The best way to see how the legal world is evolving with respect to legal status of animals is to look at our companion animals like dogs and cats. Author David Grimm has written a book about this very subject (“Citizen Canine: Our Evolving Relationship with Cats and Dogs“) and has discussed his research findings in an interview with National Geographic here. Custody battles of pets — particularly dogs — are increasing, and exemplify the evolving legal status of animals. In these custody battles, courts are willing “to consider the welfare or best interests of the companion animal when determining which party should get custody.” This is remarkable because typically the best interests analysis is used in custody battle litigation involving human children.
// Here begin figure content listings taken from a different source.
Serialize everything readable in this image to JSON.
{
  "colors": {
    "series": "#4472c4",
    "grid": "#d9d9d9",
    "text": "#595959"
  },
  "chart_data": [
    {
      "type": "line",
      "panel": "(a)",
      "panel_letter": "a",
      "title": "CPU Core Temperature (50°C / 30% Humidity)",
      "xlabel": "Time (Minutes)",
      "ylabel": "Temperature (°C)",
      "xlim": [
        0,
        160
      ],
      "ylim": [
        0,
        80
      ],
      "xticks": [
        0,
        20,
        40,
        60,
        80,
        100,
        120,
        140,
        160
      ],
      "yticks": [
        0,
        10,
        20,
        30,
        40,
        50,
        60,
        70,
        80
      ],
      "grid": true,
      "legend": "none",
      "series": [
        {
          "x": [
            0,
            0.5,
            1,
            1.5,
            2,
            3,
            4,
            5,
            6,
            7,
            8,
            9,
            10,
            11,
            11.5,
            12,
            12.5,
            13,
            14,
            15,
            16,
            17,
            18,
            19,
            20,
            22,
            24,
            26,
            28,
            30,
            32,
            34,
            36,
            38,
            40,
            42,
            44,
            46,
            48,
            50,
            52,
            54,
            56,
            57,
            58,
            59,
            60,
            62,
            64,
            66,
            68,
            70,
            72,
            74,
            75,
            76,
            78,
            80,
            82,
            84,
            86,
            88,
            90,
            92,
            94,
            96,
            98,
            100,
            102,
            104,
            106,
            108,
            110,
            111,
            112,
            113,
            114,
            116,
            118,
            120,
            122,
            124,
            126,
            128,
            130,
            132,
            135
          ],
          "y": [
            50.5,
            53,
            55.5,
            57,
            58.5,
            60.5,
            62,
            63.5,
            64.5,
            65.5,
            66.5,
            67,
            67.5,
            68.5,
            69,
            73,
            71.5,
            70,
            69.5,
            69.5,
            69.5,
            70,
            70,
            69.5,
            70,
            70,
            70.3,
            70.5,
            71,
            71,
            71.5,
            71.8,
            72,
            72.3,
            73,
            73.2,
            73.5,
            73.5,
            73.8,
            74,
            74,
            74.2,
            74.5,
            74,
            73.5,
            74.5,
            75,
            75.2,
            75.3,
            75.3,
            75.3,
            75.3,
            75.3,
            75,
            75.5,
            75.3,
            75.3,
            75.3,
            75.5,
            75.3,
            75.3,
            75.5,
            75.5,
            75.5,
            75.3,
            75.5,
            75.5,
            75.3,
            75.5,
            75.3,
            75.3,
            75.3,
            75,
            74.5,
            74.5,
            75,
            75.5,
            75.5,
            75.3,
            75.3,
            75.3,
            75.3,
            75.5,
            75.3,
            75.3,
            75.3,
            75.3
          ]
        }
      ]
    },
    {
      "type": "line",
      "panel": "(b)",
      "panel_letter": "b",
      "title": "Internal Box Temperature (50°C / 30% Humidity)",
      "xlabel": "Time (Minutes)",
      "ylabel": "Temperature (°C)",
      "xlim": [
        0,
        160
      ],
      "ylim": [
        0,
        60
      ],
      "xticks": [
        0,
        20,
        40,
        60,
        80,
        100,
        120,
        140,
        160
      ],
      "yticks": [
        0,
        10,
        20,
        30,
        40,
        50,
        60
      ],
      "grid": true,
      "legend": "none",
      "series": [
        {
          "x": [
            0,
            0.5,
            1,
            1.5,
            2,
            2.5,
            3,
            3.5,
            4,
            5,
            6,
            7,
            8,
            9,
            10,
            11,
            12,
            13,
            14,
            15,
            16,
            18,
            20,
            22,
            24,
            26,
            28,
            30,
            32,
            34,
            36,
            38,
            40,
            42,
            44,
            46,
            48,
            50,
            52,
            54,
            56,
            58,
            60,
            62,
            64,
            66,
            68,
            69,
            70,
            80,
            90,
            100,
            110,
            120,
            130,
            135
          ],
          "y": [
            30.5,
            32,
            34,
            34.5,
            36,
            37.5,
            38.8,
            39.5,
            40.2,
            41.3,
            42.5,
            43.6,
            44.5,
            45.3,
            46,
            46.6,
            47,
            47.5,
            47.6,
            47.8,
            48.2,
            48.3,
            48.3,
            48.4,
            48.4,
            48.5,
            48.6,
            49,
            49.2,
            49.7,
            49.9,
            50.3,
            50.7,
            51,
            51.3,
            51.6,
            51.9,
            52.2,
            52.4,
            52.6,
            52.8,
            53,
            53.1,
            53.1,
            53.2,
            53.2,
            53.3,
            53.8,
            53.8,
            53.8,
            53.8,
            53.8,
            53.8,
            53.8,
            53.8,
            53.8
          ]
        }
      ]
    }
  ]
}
More generally, laws such as the Animal Welfare Act (AWA) or local anti-cruelty statutes have been written or amended as our own relationships with animals evolve. The AWA, for example, has been amended quite a few times, broadening its depth and reach with each amendment. This is not to say that laws such as the AWA are not without their flaws — there is plenty to criticize about them — but to claim that the law doesn’t evolve is simply false. In fact, in 1970 the law was “expanded to include warm-blooded animals generally used for research, testing, experimentation or exhibition, or as pets.” It was amended again in 1976, 1985, 1990, 2002, 2008, and may very well be amended again if the AWARE Act (The Animal Welfare in Agricultural Research Endeavors Act) gets passed. The AWARE Act was introduced after the New York Times broke the story of egregious abuses happening in the name of “experimentation” to farm animals at a US federal research facility. If this bill is approved, the protections of the AWA will reach farm animals at federal research facilities. Currently, they are excluded.
An interesting and worthwhile discussion of animals and legal rights can be found here, in David Favre’s law review article, “Living Property: A New Status for Animals Within the Legal System,” published in 2010 in Marquette Law Review.
Back to Murphy. He writes in his article:
[Animals] must be treated and handled humanely according to applicable local, state and federal laws, but they’re not people and they have no legal rights, no standing in court and no recognition as creatures possessing the same status as their owners.
What an oversimplification. There are so many exceptions and loopholes to existing, applicable laws that in many instances cruelty against animals is permitted. For example, the AWA only protects those animals that are defined as such under the law’s definition of “animal.” Consequently, under §2132(g)(3) of the Act, there are explicit exemptions for farm animals and horses not used in research. And the vast majority of animals used for research — 90 – 95% are in fact excluded from the Act’s protections.
Additionally, laws do not necessarily guarantee the most humane way of handling an animal. Using the AWA as an example again, the act prohibits unnecessary cruelty on the animal during experimentation, but that is the only restriction. For the purposes of analysis here, “unnecessary cruelty” means “gratuitous” pain. Thus, a lot of experimentation is permissible under the law. Or another example: Chickens are exempt from the Humane Methods of Slaughter Act, which is a federal law governing the way animals are killed for food. As a result, over 90% of all animals killed for food are not given the same federal protections as other food animals.
Furthermore, local anti-cruelty laws routinely exempt farm animals. This is one reason why ag-gag bills are so dangerous. Right at this moment, 36 states expressly exempt “customary” farming practices from their anti-cruelty statutes. As a result, agribusiness determines which farming practices are cruel or not. And so-called “ag-gag” bills seek to punish whistleblowers who expose cruelty at farms.
According to Murphy, the case is closed. Luckily for the animals, Murphy is wrong.